Consider the history of the ‘life on Mars’ and ‘ceramic superconductors’ episodes. National space policy has been warped by the former phrase, based on the flimsiest data, where the consensus was, and is, against the judgment that we have any credible evidence for it. On ceramic superconductors, where there was indeed a real major discovery contravening the ruling Bardeen Cooper Schrieffer (BCS) paradigm, the issue was different. How and how much to follow up on such a discovery? I have estimated that some $10 billion has been spent on research in this area, worldwide. I suggest that $1 billion would have been adequate to make at least the same amount of progress. This would have required generously funding the established groups in the field and some of the highest-risk projects by experienced scientists in related fields. Industry roughly followed that path and most got out in just a few years. Europe was largely more measured in its response than the US. Moreover, and this is the point of this essay, the other $9 billion would almost certainly have done more and better science if spread across several fields, if it were not channeled forcibly by the hype and pull of agency requests for proposals. The scientifically unfocused group of researchers that dive into any field, because there is money there, take effort away from where the same personnel really excel and might make a contribution.

The moral question before the community should be: Is this an appropriate way for the science community to increase its budgets? Deans and scientific society presidents love to make arch comments about ethics in science. Never have I seen a discussion of the ethics of confusing the public and the non-technically-literate leadership by exaggerated claims. Every minor advance, especially in medicine, is ballyhooed on TV and by other media.

How could a citizen-materials scientist be more responsible? One part of our approach could well be to ask: What are the greatest problems that society faces today, where our scientific engineering — materials science and engineering — could contribute to their solution? Especially when materials technologies are involved in creating some of these problems, citizen-materials scientists should have something to offer. Certainly, many of the activities that have affected our environment negatively go through a ‘materials phase’. Surely, where materials science, civic responsibility, and personal ethics meet is the place to put our science to work to alleviate those problems. A moment's reflection will tell you that these must be on a ‘giga’ scale, if they are to affect society's real needs — at the other end of the scale from the current halo regime of ‘nano’. We produce about 1000 million (giga) tons of both primary metals and cement. The food we process is also a ‘giga’ problem. Have we nothing to contribute here? Materials scientists should surely be leading the effort in the life-cycle management of steel and other components of cars. Why not of concrete; why not recycle skyscrapers and highway surfacing (along with fly ash) already available in giga quantities? The CO2 problem is a giga problem to which all kinds of materials science can be made relevant. We can even make cement with no CO2 emission. Instead, we are distracted by ‘nanoscience’.

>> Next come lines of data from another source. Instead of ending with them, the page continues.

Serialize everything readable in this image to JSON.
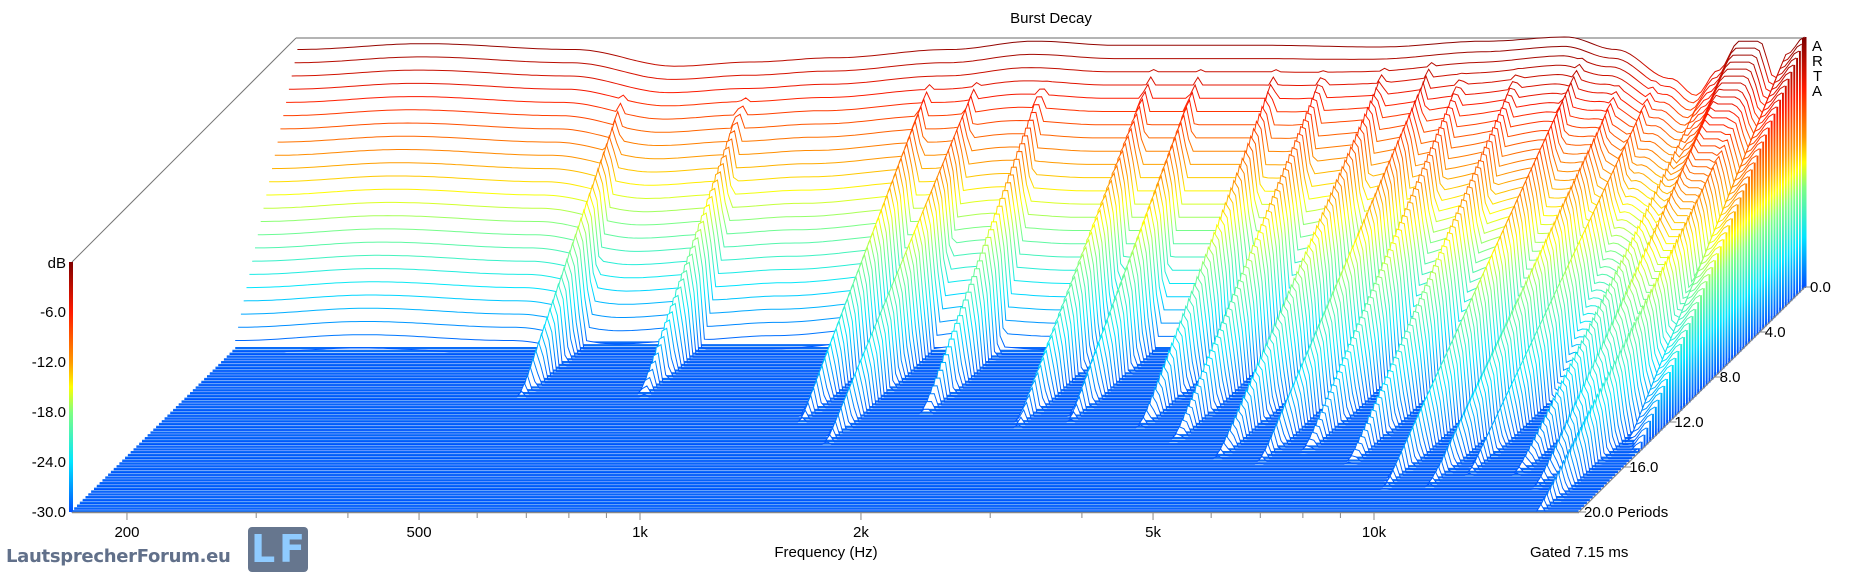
{
  "chart_data": {
    "type": "waterfall",
    "title": "Burst Decay",
    "xlabel": "Frequency (Hz)",
    "x_scale": "log",
    "x_range": [
      168,
      19000
    ],
    "x_ticks": [
      200,
      500,
      1000,
      2000,
      5000,
      10000
    ],
    "x_tick_labels": [
      "200",
      "500",
      "1k",
      "2k",
      "5k",
      "10k"
    ],
    "x_minor_ticks": [
      300,
      400,
      600,
      700,
      800,
      900,
      3000,
      4000,
      6000,
      7000,
      8000,
      9000
    ],
    "z_unit_label": "dB",
    "z_range": [
      -30,
      0
    ],
    "z_ticks": [
      -6,
      -12,
      -18,
      -24,
      -30
    ],
    "z_tick_labels": [
      "-6.0",
      "-12.0",
      "-18.0",
      "-24.0",
      "-30.0"
    ],
    "depth_range": [
      0,
      20
    ],
    "depth_ticks": [
      0,
      4,
      8,
      12,
      16,
      20
    ],
    "depth_tick_labels": [
      "0.0",
      "4.0",
      "8.0",
      "12.0",
      "16.0",
      "20.0 Periods"
    ],
    "footnote": "Gated 7.15 ms",
    "response_0_periods": {
      "freq_hz": [
        168,
        250,
        400,
        550,
        700,
        900,
        1300,
        1700,
        2200,
        3500,
        5000,
        7000,
        9000,
        10500,
        12500,
        13500,
        14500,
        15500,
        16500,
        17300,
        18000,
        19000
      ],
      "db": [
        -1.5,
        -0.8,
        -1.5,
        -3.5,
        -3,
        -2.5,
        -1.5,
        -0.5,
        -1,
        -1,
        -1.2,
        -0.5,
        0,
        -1.5,
        -5,
        -7,
        -4,
        -0.5,
        -0.5,
        -5,
        -2,
        0
      ]
    },
    "base_decay_db_per_period": {
      "below_4k": 5,
      "above_15k": 2
    },
    "resonances": [
      {
        "freq_hz": 480,
        "db": -4,
        "decay_db_per_period": 2.6
      },
      {
        "freq_hz": 700,
        "db": -4,
        "decay_db_per_period": 2.6
      },
      {
        "freq_hz": 1250,
        "db": -3,
        "decay_db_per_period": 2.2
      },
      {
        "freq_hz": 1450,
        "db": -3,
        "decay_db_per_period": 1.9
      },
      {
        "freq_hz": 1800,
        "db": -2,
        "decay_db_per_period": 2.4
      },
      {
        "freq_hz": 2500,
        "db": -2,
        "decay_db_per_period": 2.2
      },
      {
        "freq_hz": 2900,
        "db": -2,
        "decay_db_per_period": 2.3
      },
      {
        "freq_hz": 3700,
        "db": -2,
        "decay_db_per_period": 2.2
      },
      {
        "freq_hz": 4300,
        "db": -2,
        "decay_db_per_period": 2.0
      },
      {
        "freq_hz": 5200,
        "db": -2,
        "decay_db_per_period": 1.8
      },
      {
        "freq_hz": 6000,
        "db": -1.5,
        "decay_db_per_period": 1.8
      },
      {
        "freq_hz": 6700,
        "db": -1.5,
        "decay_db_per_period": 1.9
      },
      {
        "freq_hz": 8000,
        "db": -1,
        "decay_db_per_period": 1.8
      },
      {
        "freq_hz": 9600,
        "db": -1,
        "decay_db_per_period": 1.6
      },
      {
        "freq_hz": 11000,
        "db": -3,
        "decay_db_per_period": 1.5
      },
      {
        "freq_hz": 12000,
        "db": -4,
        "decay_db_per_period": 1.5
      },
      {
        "freq_hz": 14000,
        "db": -6,
        "decay_db_per_period": 1.4
      },
      {
        "freq_hz": 15500,
        "db": -1,
        "decay_db_per_period": 1.6
      },
      {
        "freq_hz": 17000,
        "db": -2,
        "decay_db_per_period": 1.3
      }
    ],
    "colormap": [
      "#0050ff",
      "#00e5ff",
      "#80ff80",
      "#ffff00",
      "#ff9900",
      "#ff1a00",
      "#7f0000"
    ]
  },
  "watermark": {
    "letters": [
      "A",
      "R",
      "T",
      "A"
    ]
  },
  "logo": {
    "initials_left": "L",
    "initials_right": "F",
    "text": "LautsprecherForum.eu"
  }
}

No one is proposing that we stop our progress to go from 1 μm to 0.1 μm or lower in DRAM pitch, nor in finding a contemporary successor to the hugely successful 40 year-old nanocomposite technology of glass ceramics. My science policy argument is against narrowing science qua science by mythopoesis. My scientist-citizen case is against ignoring the needs of society where materials science and engineering can help.

To those who say there are no challenging problems in the giga range, I offer the following challenge. Offer the same amount of money for giga-science and giga-technologies as is done for nanoscience and nanotechnologies, and just wait for the giga-piles of proposals!